Sabemos dos impactos da violência nos jogos, mas, dependendo de como é apresentada e mediada, essa representação assume um papel fundamental.

em 28/02/2021
A representação da violência presente em jogos é alvo de críticas sobre como podem, de alguma forma, estimular a agressividade e um comportamento violento nos jogadores. É comum encontrar discussões promovidas para desmistificar essa falácia e pesquisadores dedicados a compreender essas relações de forma mais aprofundada sem chegar a conclusões genéricas e até precipitadas. Entretanto, pouco se fala sobre os benefícios dessa representação de violência nos games. O que isso poderia trazer de bom? 
Ao buscar na memória os jogos mais antigos a que tivemos acesso, facilmente lembramos daqueles em que a ação de matar um oponente era uma das mais presentes nas partidas. A forma como se dava variava bastante: com tiros, golpes, até mesmo um simples ato de pular na cabeça do inimigo. Até aquele momento, as representações eram bastante rudimentares e pouco remetiam às violências experienciadas na vida real. Além disso, a virtualidade possibilitava que as ações dentro dos jogos recorressem a elementos fantásticos, o que pouco permitia que as pessoas relacionassem jogos aos casos de violência.




Com a evolução dos gráficos e da jogabilidade, as semelhanças entre as experiências virtuais e as reais se estreitaram. Embora pessoas que não conhecessem videogames demonstrassem receio com as novidades, o argumento de que eles causam comportamentos violentos não foi inocentemente formulado. Sabemos que somos influenciados por tudo que consumimos ao longo de nossas vidas, mas há um amplo debate a respeito das cruzadas incentivadas contra jogos que de alguma forma estão a serviço do desvio dos motivadores reais da violência. É muito mais fácil culpar uma "nova" mídia pelos casos de violência do que atribuir a responsabilidade a quem deveria atentar à saúde mental e econômica da população. Além disso, o argumento favorece aos lobbys armamentistas que delegam a culpa de fatalidades causadas com armas de fogo aos jogos, e não aos problemas do uso inadequado das próprias armas.
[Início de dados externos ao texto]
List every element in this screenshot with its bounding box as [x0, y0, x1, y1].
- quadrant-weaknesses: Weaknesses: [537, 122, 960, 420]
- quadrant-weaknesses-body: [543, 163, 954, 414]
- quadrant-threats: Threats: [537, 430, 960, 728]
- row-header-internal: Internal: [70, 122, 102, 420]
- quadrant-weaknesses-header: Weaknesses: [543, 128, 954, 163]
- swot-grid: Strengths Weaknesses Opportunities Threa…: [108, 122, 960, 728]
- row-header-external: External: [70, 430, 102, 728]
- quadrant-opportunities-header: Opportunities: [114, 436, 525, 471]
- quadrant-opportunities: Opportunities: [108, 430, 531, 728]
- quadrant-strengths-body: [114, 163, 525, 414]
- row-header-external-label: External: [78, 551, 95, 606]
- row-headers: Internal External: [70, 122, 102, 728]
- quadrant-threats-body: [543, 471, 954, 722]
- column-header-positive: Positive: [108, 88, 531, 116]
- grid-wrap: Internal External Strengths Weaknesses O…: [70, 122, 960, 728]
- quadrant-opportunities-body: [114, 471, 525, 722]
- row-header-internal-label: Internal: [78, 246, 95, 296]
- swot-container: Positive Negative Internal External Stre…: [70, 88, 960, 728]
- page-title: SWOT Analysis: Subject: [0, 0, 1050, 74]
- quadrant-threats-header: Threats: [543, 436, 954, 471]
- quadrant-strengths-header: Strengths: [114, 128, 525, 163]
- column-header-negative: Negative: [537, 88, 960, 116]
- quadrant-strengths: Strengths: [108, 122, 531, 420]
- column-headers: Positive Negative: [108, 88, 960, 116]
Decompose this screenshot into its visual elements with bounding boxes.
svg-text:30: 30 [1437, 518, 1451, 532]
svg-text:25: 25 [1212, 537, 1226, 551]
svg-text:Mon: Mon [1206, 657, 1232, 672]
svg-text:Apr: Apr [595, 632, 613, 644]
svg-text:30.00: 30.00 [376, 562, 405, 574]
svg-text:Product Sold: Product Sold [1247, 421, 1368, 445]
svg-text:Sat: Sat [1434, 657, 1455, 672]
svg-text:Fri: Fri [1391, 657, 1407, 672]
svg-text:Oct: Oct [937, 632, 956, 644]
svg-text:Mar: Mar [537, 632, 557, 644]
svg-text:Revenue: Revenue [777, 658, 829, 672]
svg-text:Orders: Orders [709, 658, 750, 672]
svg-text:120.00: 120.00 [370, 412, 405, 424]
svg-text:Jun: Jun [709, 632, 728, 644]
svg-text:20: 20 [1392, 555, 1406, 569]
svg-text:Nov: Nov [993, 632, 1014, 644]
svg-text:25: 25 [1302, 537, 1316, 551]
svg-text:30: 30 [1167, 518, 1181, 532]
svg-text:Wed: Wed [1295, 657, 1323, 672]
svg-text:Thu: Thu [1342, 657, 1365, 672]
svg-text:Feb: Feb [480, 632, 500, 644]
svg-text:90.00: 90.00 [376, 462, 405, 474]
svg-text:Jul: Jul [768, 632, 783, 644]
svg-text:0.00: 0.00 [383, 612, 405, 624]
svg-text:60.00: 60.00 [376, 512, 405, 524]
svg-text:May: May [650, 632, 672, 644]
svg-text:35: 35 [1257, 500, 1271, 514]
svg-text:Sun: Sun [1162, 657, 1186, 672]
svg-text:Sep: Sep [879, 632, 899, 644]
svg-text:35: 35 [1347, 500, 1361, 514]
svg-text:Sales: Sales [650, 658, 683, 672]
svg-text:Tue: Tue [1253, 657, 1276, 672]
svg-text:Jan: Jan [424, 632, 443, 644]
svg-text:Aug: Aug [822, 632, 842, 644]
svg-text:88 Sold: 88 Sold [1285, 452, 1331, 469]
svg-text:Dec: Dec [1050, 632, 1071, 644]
Embora especialistas defendam que não há ligação direta entre jogos e comportamentos agressivos, sabemos que determinados conteúdos podem influenciar de alguma forma quem os consome, seja positivamente ou negativamente. Pesquisas a respeito dos supostos efeitos nocivos de determinados jogos, como a que foi publicada em em 2019 pelo periódico The Royal Society, já estão ganhando cada vez mais destaque, mas pouco se ouve falar sobre os benefícios que os jogos com representações de violência podem proporcionar.
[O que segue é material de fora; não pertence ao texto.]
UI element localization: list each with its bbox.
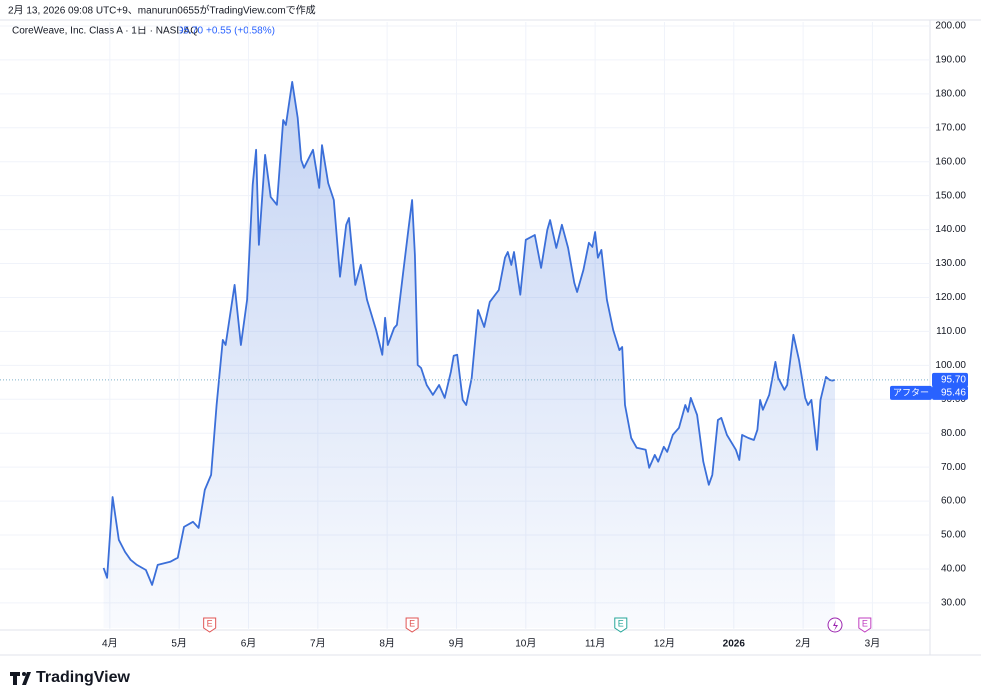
y-tick-label: 180.00 <box>935 88 966 99</box>
event-marker <box>405 617 419 633</box>
y-tick-label: 80.00 <box>941 428 966 439</box>
after-tag-label: 95.46 <box>941 388 966 399</box>
logo <box>10 672 31 685</box>
area <box>103 81 836 628</box>
y-tick-label: 120.00 <box>935 292 966 303</box>
y-tick-label: 190.00 <box>935 55 966 66</box>
y-tick-label: 140.00 <box>935 224 966 235</box>
event-marker <box>203 617 217 633</box>
y-tick-label: 40.00 <box>941 564 966 575</box>
x-tick-label: 11月 <box>585 638 605 650</box>
price-tag-label: 95.70 <box>941 375 966 386</box>
dividend-bolt <box>833 620 839 631</box>
y-tick-label: 160.00 <box>935 156 966 167</box>
y-tick-label: 100.00 <box>935 360 966 371</box>
x-tick-label: 10月 <box>515 638 536 650</box>
y-tick-label: 50.00 <box>941 530 966 541</box>
x-tick-label: 4月 <box>102 638 118 650</box>
x-tick-label: 12月 <box>654 638 675 650</box>
x-tick-label: 2026 <box>723 639 746 650</box>
event-marker <box>614 617 628 633</box>
price-line <box>102 81 836 586</box>
event-marker <box>858 617 872 633</box>
after-tag <box>932 385 968 400</box>
y-tick-label: 150.00 <box>935 190 966 201</box>
x-tick-label: 8月 <box>379 638 395 650</box>
caption: 2月 13, 2026 09:08 UTC+9、manurun0655がTrad… <box>8 4 316 17</box>
event-label: E <box>207 618 213 628</box>
x-tick-label: 2月 <box>795 638 811 650</box>
symbol: CoreWeave, Inc. Class A · 1日 · NASDAQ <box>12 26 198 37</box>
x-tick-label: 6月 <box>241 638 257 650</box>
after-name-box <box>890 385 932 400</box>
x-tick-label: 9月 <box>449 638 465 650</box>
event-label: E <box>862 618 868 628</box>
change: +0.55 (+0.58%) <box>206 26 275 37</box>
y-tick-label: 70.00 <box>941 462 966 473</box>
brand: TradingView <box>36 669 131 686</box>
y-tick-label: 60.00 <box>941 496 966 507</box>
x-tick-label: 7月 <box>310 638 326 650</box>
y-tick-label: 130.00 <box>935 258 966 269</box>
x-tick-label: 5月 <box>171 638 187 650</box>
event-label: E <box>618 618 624 628</box>
y-tick-label: 170.00 <box>935 122 966 133</box>
after-name: アフター <box>893 387 929 397</box>
x-tick-label: 3月 <box>865 638 881 650</box>
y-tick-label: 30.00 <box>941 598 966 609</box>
y-tick-label: 110.00 <box>936 326 966 337</box>
last-price: 95.70 <box>178 26 203 37</box>
event-label: E <box>409 618 415 628</box>
y-tick-label: 200.00 <box>935 21 966 32</box>
price-tag <box>932 372 968 387</box>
Embora a temática seja a mesma, as escolhas estéticas e as possíveis interações possíveis dentro de um jogo acerca de um ato violento apresentam grande potencial transformador. Em alguns casos, a violência continua deslocada da realidade e não serve como veículo de sentimentos negativos direcionados ao oponente. O ato de eliminar um inimigo ou até mesmo outro jogador faz parte estritamente das regras impostas, o que faz com que a violência se torne apenas um recurso de jogabilidade. Podemos observar esse tipo de estratégia em jogos como Hades (Multi), jogo indie do gênero roguelike que ficou extremamente popular no ano de 2020 e trouxe como narrativa central as tentativas de Zagreu de fugir do submundo. Embora você entre em combate com personagens que o protagonista conhece e até nutre alguma relação, o embate se limita apenas ao conflito de que seus adversários estão cumprindo ordens de Hades. Isso fica mais claro ainda quando fora de combate as relações não são necessariamente de inimizade.
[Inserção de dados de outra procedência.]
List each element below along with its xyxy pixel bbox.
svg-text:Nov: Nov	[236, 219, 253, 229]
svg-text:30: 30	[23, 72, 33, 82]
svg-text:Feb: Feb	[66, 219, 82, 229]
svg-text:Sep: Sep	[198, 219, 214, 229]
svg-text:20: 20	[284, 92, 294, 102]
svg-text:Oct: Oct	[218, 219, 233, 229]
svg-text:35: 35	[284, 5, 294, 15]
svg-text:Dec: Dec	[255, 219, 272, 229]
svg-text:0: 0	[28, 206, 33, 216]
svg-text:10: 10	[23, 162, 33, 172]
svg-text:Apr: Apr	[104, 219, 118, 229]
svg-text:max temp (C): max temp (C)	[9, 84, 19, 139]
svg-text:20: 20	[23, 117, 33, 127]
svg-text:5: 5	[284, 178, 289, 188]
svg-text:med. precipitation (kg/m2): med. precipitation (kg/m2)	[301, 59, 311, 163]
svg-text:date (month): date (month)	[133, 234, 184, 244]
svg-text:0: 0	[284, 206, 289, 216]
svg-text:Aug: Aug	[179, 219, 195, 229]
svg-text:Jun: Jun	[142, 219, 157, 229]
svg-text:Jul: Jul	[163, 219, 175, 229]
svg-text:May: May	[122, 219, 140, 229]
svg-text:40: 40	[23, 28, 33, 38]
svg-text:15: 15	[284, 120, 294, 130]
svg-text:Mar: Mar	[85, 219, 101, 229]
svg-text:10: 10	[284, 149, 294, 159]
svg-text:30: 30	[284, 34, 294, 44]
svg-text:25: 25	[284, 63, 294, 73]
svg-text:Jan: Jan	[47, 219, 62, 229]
Outro jogo que utiliza a violência como parte essencial do avanço dentro do jogo, mas descolado do sentido simbólico, é o MOBA League of Legends (PC). Utilizando de elementos fantásticos e pouco relacionados com as ações violentas do mundo real, exige que o jogador elimine os oponentes usando habilidades especiais. Uma vez eliminado, o adversário pode retornar à partida após esperar alguns segundos. 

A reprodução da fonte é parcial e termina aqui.